Ebbene una Costituzione così avanzata e democratica ha suscitato da qualche anno la reazione scomposta e inconsulta delle forze che la osteggiano perché vorrebbero tornare all’Italia dei privilegi, del censo, dei lavoratori ridotti a umili servitori; da forze che non vedono l’ora di rompere l’unità del Paese per tornare alla fine dell’universalismo e della pari dignità, alla cancellazione dei diritti collettivi, alla soppressione dei contratti nazionali. Tutto ciò condito con elementi di razzismo, di intolleranza, di oscurantismo, a volte di puro integralismo.

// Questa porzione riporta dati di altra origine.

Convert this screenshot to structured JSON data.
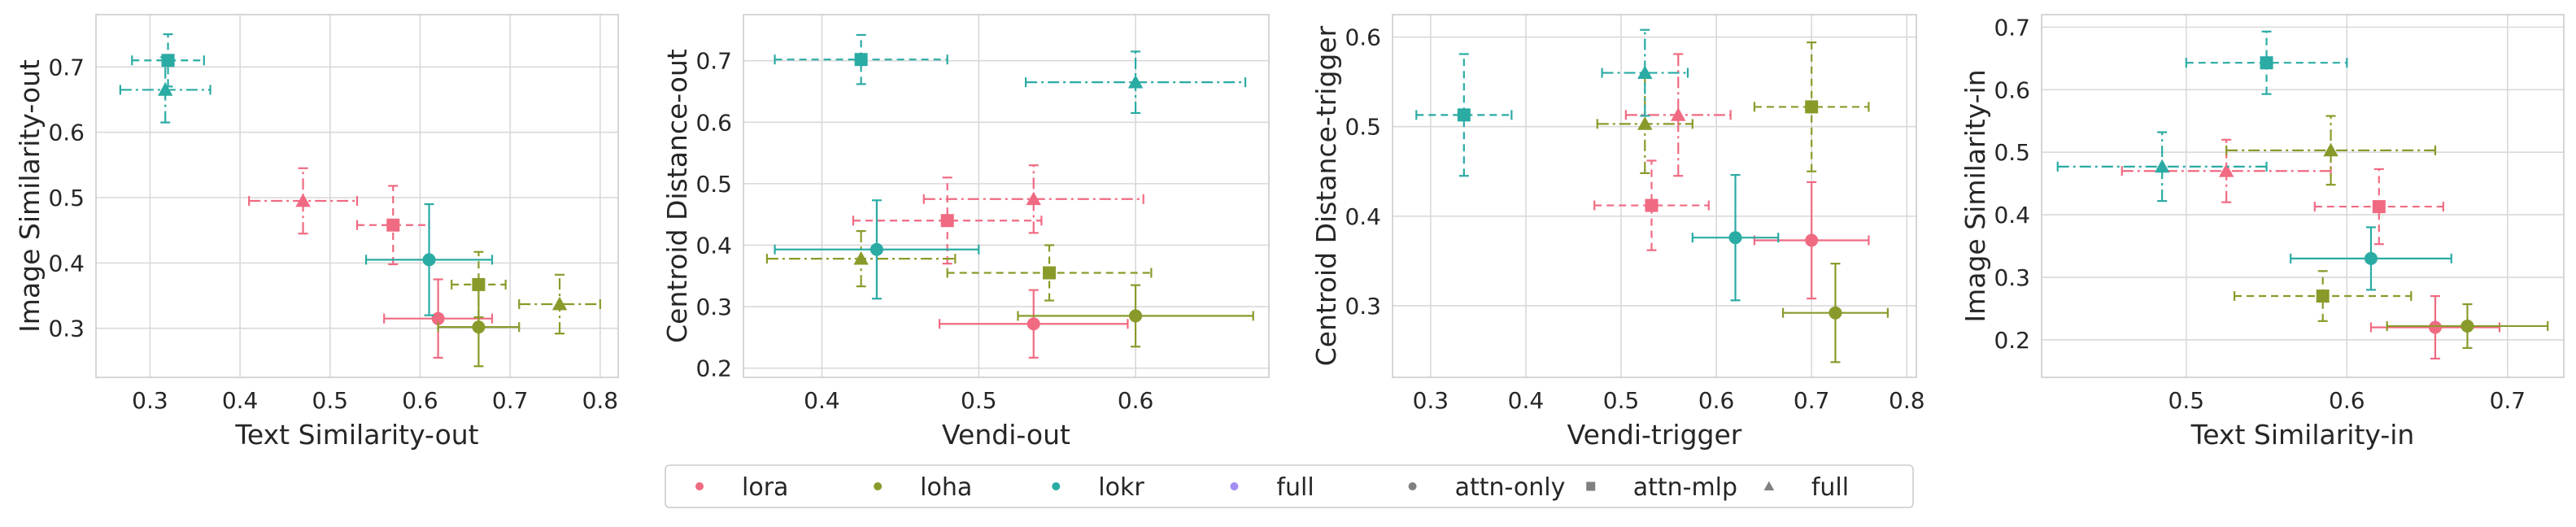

In conclusione, mi piace citare le bellissime parole che uno dei padri costituenti, Piero Calamandrei, usava nel suo libro “ Uomini e città della Resistenza”: “ Gli uomini della Resistenza volevano costruire un mondo giusto, dove tutti gli uomini vivano del proprio lavoro, dove ogni uomo conti veramente per uno, dove ogni cittadino sia libero di esprimere la propria opinione dalla sua tribuna…per questo i martiri ci chiedono di essere degni di loro, considerando la loro fine un punto di partenza che doveva segnare ai superstiti il cammino verso l’avvenire”.